A. EC2 Launch Configuration

B. Scaling Policy

C. EC2 User Data

D. DynamoDB

E. CloudWatch Alarm

F. AutoScaling Group

3. True or False: After you assess that your application is fully scalable and elastic, you only need to maintain the application as is in the cloud.

4. True or False: AutoScaling supports only dynamic, scheduled, and predictive scaling.

Cram Quiz Answers

1. Answer: C is correct. The compute layer should be made stateless. Any persistence in the compute layer hinders scalability and elasticity and potentially causes disruption in the application operation. If an instance in a cluster is lost, all the sessions on the instances are lost with it, meaning all the users connected to that particular instance have to log in and start working with the application from scratch.

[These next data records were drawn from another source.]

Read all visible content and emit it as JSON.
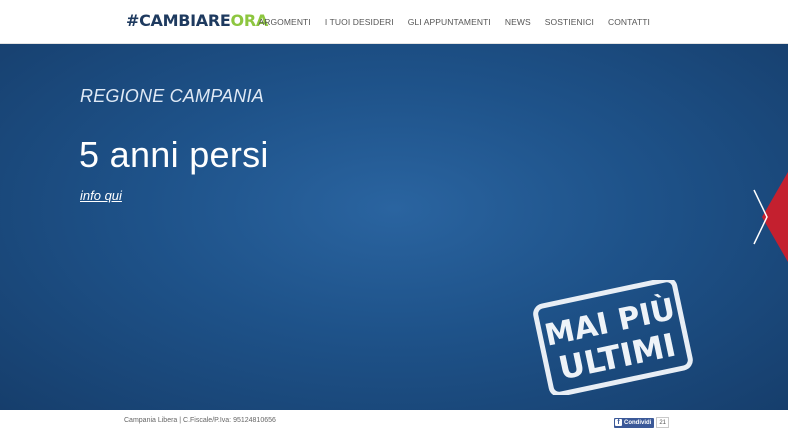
{
  "brand": {
    "hash": "#",
    "cambiare": "CAMBIARE",
    "ora": "ORA"
  },
  "nav": {
    "items": [
      {
        "label": "ARGOMENTI"
      },
      {
        "label": "I TUOI DESIDERI"
      },
      {
        "label": "GLI APPUNTAMENTI"
      },
      {
        "label": "NEWS"
      },
      {
        "label": "SOSTIENICI"
      },
      {
        "label": "CONTATTI"
      }
    ]
  },
  "hero": {
    "region": "REGIONE CAMPANIA",
    "headline": "5 anni persi",
    "link": "info qui",
    "stamp_line1": "MAI PIÙ",
    "stamp_line2": "ULTIMI"
  },
  "footer": {
    "copyright": "Campania Libera | C.Fiscale/P.Iva: 95124810656",
    "share_label": "Condividi",
    "share_count": "21"
  },
  "colors": {
    "brand_dark": "#1e3a5f",
    "brand_green": "#8dc63f",
    "hero_blue": "#1e5289",
    "accent_red": "#c4202f",
    "facebook": "#3b5998"
  },
  "icons": {
    "next": "chevron-right-icon",
    "facebook": "facebook-icon"
  }
}
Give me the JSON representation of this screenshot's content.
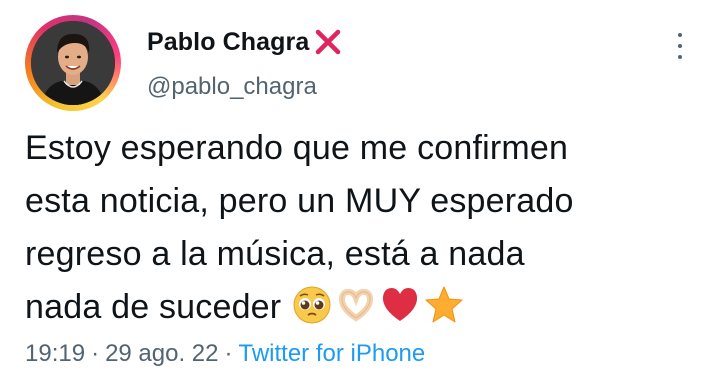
{
  "author": {
    "display_name": "Pablo Chagra",
    "handle": "@pablo_chagra",
    "badge_icon": "red-x-icon",
    "avatar_ring_colors": [
      "#f4c430",
      "#f57c1f",
      "#e1306c",
      "#c13584"
    ]
  },
  "tweet": {
    "lines": [
      "Estoy esperando que me confirmen",
      "esta noticia, pero un MUY esperado",
      "regreso a la música, está a nada",
      "nada de suceder"
    ],
    "emojis": [
      "pleading-face-emoji",
      "heart-hands-emoji",
      "red-heart-emoji",
      "star-emoji"
    ]
  },
  "meta": {
    "time": "19:19",
    "separator": "·",
    "date": "29 ago. 22",
    "source": "Twitter for iPhone"
  },
  "colors": {
    "text": "#0f1419",
    "secondary": "#536471",
    "link": "#1d9bf0",
    "badge": "#e0245e"
  }
}
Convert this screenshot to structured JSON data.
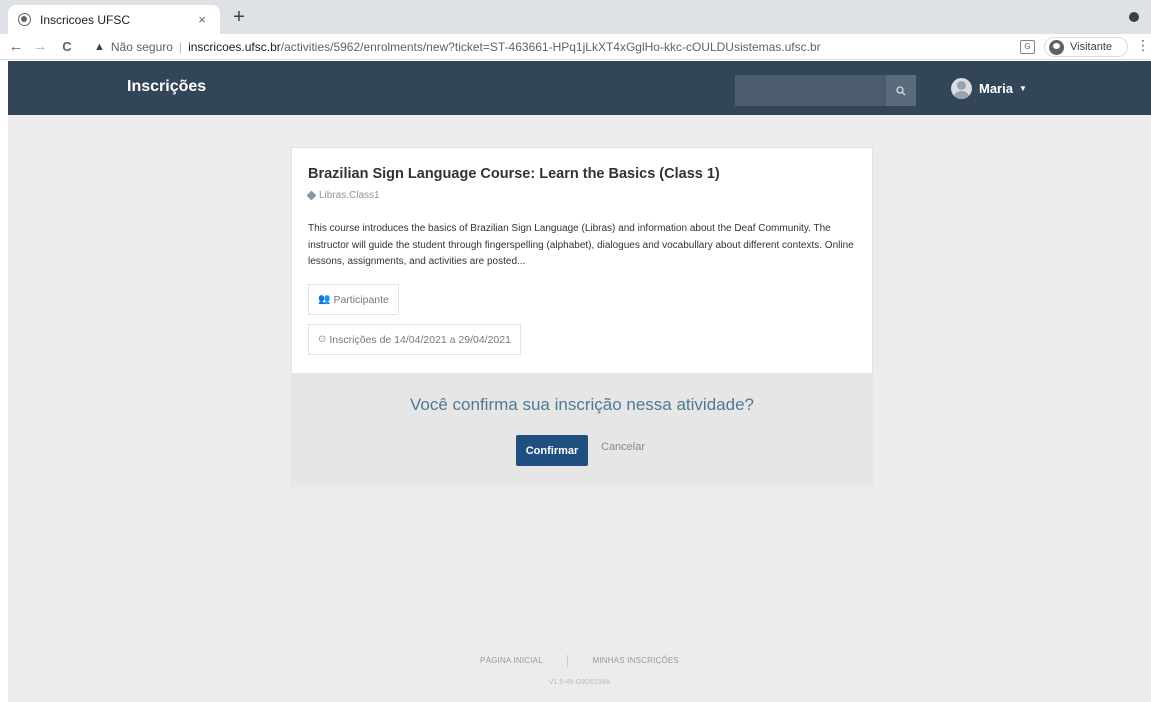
{
  "browser": {
    "tab_title": "Inscricoes UFSC",
    "tab_close": "×",
    "new_tab": "+",
    "back": "←",
    "forward": "→",
    "reload": "C",
    "security_warning_icon": "▲",
    "security_label": "Não seguro",
    "separator": "|",
    "url_host": "inscricoes.ufsc.br",
    "url_path": "/activities/5962/enrolments/new?ticket=ST-463661-HPq1jLkXT4xGglHo-kkc-cOULDUsistemas.ufsc.br",
    "profile_label": "Visitante",
    "menu": "⋮"
  },
  "header": {
    "brand": "Inscrições",
    "search_placeholder": "",
    "search_icon": "search-icon",
    "user_name": "Maria",
    "user_caret": "▼"
  },
  "activity": {
    "title": "Brazilian Sign Language Course: Learn the Basics (Class 1)",
    "tag": "Libras.Class1",
    "description": "This course introduces the basics of Brazilian Sign Language (Libras) and information about the Deaf Community. The instructor will guide the student through fingerspelling (alphabet), dialogues and vocabullary about different contexts. Online lessons, assignments, and activities are posted...",
    "role_label": "Participante",
    "role_icon": "👥",
    "period_label": "Inscrições de 14/04/2021 a 29/04/2021",
    "period_icon": "⊙"
  },
  "confirmation": {
    "question": "Você confirma sua inscrição nessa atividade?",
    "confirm_label": "Confirmar",
    "cancel_label": "Cancelar"
  },
  "footer": {
    "home_link": "PÁGINA INICIAL",
    "my_enrolments_link": "MINHAS INSCRIÇÕES",
    "version": "V1.5-49-G9D6159A"
  },
  "colors": {
    "header_bg": "#334558",
    "page_bg": "#ececec",
    "confirm_button": "#1f4f80",
    "question_text": "#4f7a93"
  }
}
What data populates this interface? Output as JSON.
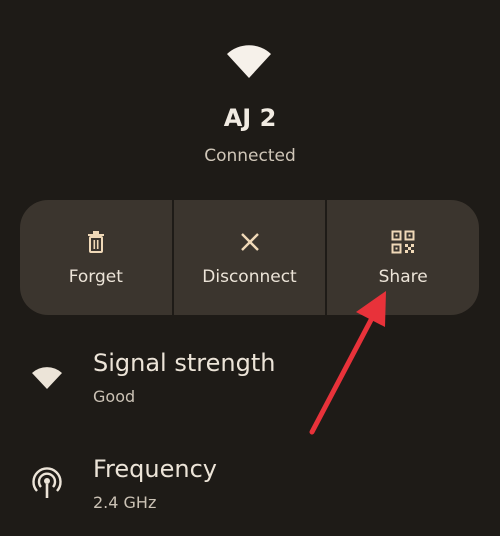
{
  "network": {
    "name": "AJ 2",
    "status": "Connected"
  },
  "actions": [
    {
      "label": "Forget",
      "icon": "trash-icon"
    },
    {
      "label": "Disconnect",
      "icon": "close-icon"
    },
    {
      "label": "Share",
      "icon": "qr-code-icon"
    }
  ],
  "details": [
    {
      "title": "Signal strength",
      "value": "Good",
      "icon": "wifi-signal-icon"
    },
    {
      "title": "Frequency",
      "value": "2.4 GHz",
      "icon": "frequency-icon"
    }
  ],
  "colors": {
    "background": "#1e1b17",
    "button_bar": "#3b352e",
    "icon_accent": "#f0d9b8",
    "annotation_arrow": "#e8323a"
  }
}
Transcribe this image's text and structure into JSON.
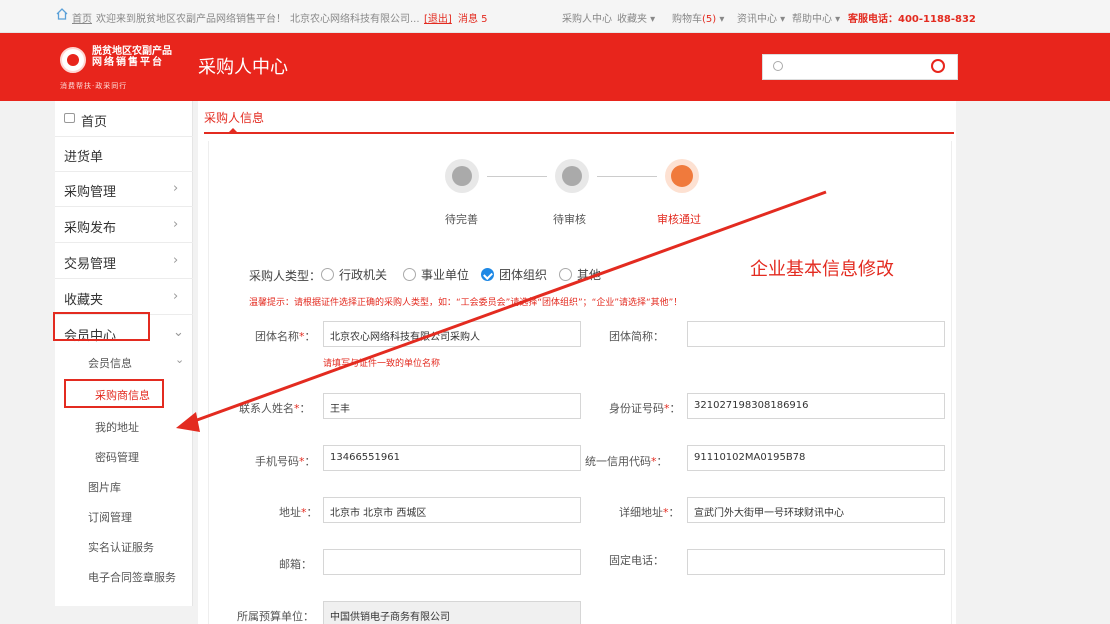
{
  "topbar": {
    "home": "首页",
    "welcome": "欢迎来到脱贫地区农副产品网络销售平台！",
    "company": "北京农心网络科技有限公司...",
    "logout": "[退出]",
    "messages": "消息 5",
    "buyer_center": "采购人中心",
    "favorites": "收藏夹",
    "cart": "购物车",
    "cart_count": "(5)",
    "info_center": "资讯中心",
    "help_center": "帮助中心",
    "hotline": "客服电话：400-1188-832"
  },
  "header": {
    "logo_line1": "脱贫地区农副产品",
    "logo_line2": "网络销售平台",
    "logo_slogan": "消费帮扶·政采同行",
    "title": "采购人中心",
    "search_placeholder": ""
  },
  "sidebar": {
    "home": "首页",
    "items": [
      "进货单",
      "采购管理",
      "采购发布",
      "交易管理",
      "收藏夹",
      "会员中心"
    ],
    "member_sub": {
      "member_info": "会员信息",
      "buyer_info": "采购商信息",
      "my_address": "我的地址",
      "password": "密码管理",
      "gallery": "图片库",
      "subscription": "订阅管理",
      "realname": "实名认证服务",
      "contract": "电子合同签章服务"
    }
  },
  "main": {
    "tab": "采购人信息",
    "steps": [
      "待完善",
      "待审核",
      "审核通过"
    ],
    "buyer_type_label": "采购人类型：",
    "buyer_types": [
      "行政机关",
      "事业单位",
      "团体组织",
      "其他"
    ],
    "selected_type": "团体组织",
    "hint": "温馨提示：请根据证件选择正确的采购人类型，如：“工会委员会”请选择“团体组织”；“企业”请选择“其他”！",
    "annotation": "企业基本信息修改",
    "fields": {
      "org_name_label": "团体名称",
      "org_name_value": "北京农心网络科技有限公司采购人",
      "org_name_tip": "请填写与证件一致的单位名称",
      "org_short_label": "团体简称：",
      "org_short_value": "",
      "contact_label": "联系人姓名",
      "contact_value": "王丰",
      "id_label": "身份证号码",
      "id_value": "321027198308186916",
      "phone_label": "手机号码",
      "phone_value": "13466551961",
      "credit_label": "统一信用代码",
      "credit_value": "91110102MA0195B78",
      "address_label": "地址",
      "address_value": "北京市 北京市 西城区",
      "detail_label": "详细地址",
      "detail_value": "宣武门外大街甲一号环球财讯中心",
      "email_label": "邮箱：",
      "email_value": "",
      "tel_label": "固定电话：",
      "tel_value": "",
      "budget_label": "所属预算单位：",
      "budget_value": "中国供销电子商务有限公司"
    }
  },
  "colors": {
    "brand_red": "#e8251c",
    "active_step": "#f07a3c",
    "checked_blue": "#1e88e5"
  }
}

2. Answer: A, B, and F are correct. To create an autoscaling configuration on EC2, you need an EC2 Launch Configuration that defines how to configure the EC2 instances that are launched; a scaling policy that determines the scaling thresholds; and an autoscaling group that determines the minimum, maximum, and desired numbers of instances.

3. Answer: False. The application should periodically be reassessed for scalability and elasticity because both the application requirements and the SLA might have changed.

4. Answer: False. Autoscaling also supports manual scaling by setting the desired number of instances in the autoscaling group.